In our study, the detected antioxidant enzyme activities were not affected by other important factors potentially influencing the enzyme levels, for example, by hyperglycemia, aging, duration of diabetes, and presence of macrovascular complications, due to the fact that in all groups of T2D patients had similar levels of metabolic and satisfactory metabolic control and that patients were matched in respect of age, duration of diabetes, and the prevalence of macrovascular complications.

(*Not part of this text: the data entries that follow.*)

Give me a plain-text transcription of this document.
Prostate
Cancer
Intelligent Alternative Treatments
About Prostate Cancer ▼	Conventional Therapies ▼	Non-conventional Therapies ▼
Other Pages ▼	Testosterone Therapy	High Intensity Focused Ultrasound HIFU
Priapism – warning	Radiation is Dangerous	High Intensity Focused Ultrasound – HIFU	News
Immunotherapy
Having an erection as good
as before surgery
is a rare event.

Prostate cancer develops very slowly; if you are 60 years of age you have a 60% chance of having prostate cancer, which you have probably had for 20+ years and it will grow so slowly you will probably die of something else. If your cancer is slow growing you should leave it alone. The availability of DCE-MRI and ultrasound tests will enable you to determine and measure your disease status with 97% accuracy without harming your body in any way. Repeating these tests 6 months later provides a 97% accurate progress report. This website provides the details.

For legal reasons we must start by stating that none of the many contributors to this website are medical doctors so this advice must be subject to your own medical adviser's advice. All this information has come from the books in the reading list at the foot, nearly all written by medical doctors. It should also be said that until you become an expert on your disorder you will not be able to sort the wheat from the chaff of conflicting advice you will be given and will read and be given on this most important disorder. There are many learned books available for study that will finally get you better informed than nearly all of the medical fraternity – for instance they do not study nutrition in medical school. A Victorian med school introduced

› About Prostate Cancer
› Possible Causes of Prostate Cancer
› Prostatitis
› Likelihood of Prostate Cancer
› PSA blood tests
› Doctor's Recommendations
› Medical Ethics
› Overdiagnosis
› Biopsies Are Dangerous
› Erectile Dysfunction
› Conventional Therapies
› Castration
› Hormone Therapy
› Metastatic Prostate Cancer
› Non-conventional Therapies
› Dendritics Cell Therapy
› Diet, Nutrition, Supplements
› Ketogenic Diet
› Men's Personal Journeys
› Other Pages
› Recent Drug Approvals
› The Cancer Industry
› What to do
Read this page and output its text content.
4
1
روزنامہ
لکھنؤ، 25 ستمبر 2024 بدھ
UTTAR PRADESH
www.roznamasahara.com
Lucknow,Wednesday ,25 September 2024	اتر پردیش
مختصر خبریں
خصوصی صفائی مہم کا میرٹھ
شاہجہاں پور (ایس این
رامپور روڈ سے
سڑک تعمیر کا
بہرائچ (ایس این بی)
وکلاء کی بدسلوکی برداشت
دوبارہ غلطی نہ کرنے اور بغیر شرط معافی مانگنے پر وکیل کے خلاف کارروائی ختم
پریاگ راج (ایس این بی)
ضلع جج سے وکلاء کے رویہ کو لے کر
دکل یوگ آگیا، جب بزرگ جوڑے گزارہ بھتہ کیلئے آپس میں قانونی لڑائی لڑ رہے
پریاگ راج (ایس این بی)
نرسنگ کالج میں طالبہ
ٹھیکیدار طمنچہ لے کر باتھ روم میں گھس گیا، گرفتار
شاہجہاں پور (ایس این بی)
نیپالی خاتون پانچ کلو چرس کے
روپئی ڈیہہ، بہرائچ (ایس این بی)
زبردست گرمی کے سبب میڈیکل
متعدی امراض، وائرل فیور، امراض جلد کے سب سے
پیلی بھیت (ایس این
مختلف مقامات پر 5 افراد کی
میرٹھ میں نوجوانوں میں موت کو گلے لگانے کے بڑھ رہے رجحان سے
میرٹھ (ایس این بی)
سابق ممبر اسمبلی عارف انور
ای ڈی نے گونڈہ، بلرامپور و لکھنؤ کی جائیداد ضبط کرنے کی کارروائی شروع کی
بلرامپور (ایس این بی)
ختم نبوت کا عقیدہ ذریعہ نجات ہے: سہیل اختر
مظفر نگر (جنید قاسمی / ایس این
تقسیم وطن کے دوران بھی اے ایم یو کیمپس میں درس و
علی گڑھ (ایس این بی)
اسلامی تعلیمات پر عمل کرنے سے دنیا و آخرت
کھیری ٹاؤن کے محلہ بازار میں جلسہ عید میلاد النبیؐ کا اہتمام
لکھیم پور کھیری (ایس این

The multiple regression analysis applied to our data has demonstrated that decreased IS together with the decreases in GR are related to both ATI and LI in T2D patients. In nondiabetics, the decreases in Si levels and the diminished GR are found to be related only to ATI. The analysis reveals the potential difference in the mechanisms underlying the onset of the two subtypes of the stroke in T2D patients compared to nondiabetics. The results imply that higher levels of insulin resistance combined with lower levels of GR, detected in T2D patients compared to nondiabetics, were underlying the onset of LI together ATI in T2D in contrast to the findings in nondiabetics. In this context, our results are consistent with the findings that LI represents the most frequent ischemic stroke subtype in T2D. Taken together, our data imply that insulin resistance exerts its pathogenic influence on the level of gluthatione dependent antioxidant enzymes, especially in T2D.

5. Conclusions

In conclusion, our results suggest that the presence of different subtypes of ischemic stroke is associated with insulin resistance and diminished antioxidant enzyme activity in both subtypes of ischemic stroke in T2D. The results also imply that atherogenic influence of decreased IS in the different subtypes of stroke in T2D might be exerted through a significantly reduced glutathione dependent antioxidant enzyme activity, while the mechanisms relating the effects of insulin resistance and decreased antioxidant enzyme activity remain to be clarified.

Conflict of Interests

The authors have no financial interests or other conflict of interests.

Acknowledgment

This work was funded by projects 175097 from the Ministry of Science, Republic of Serbia.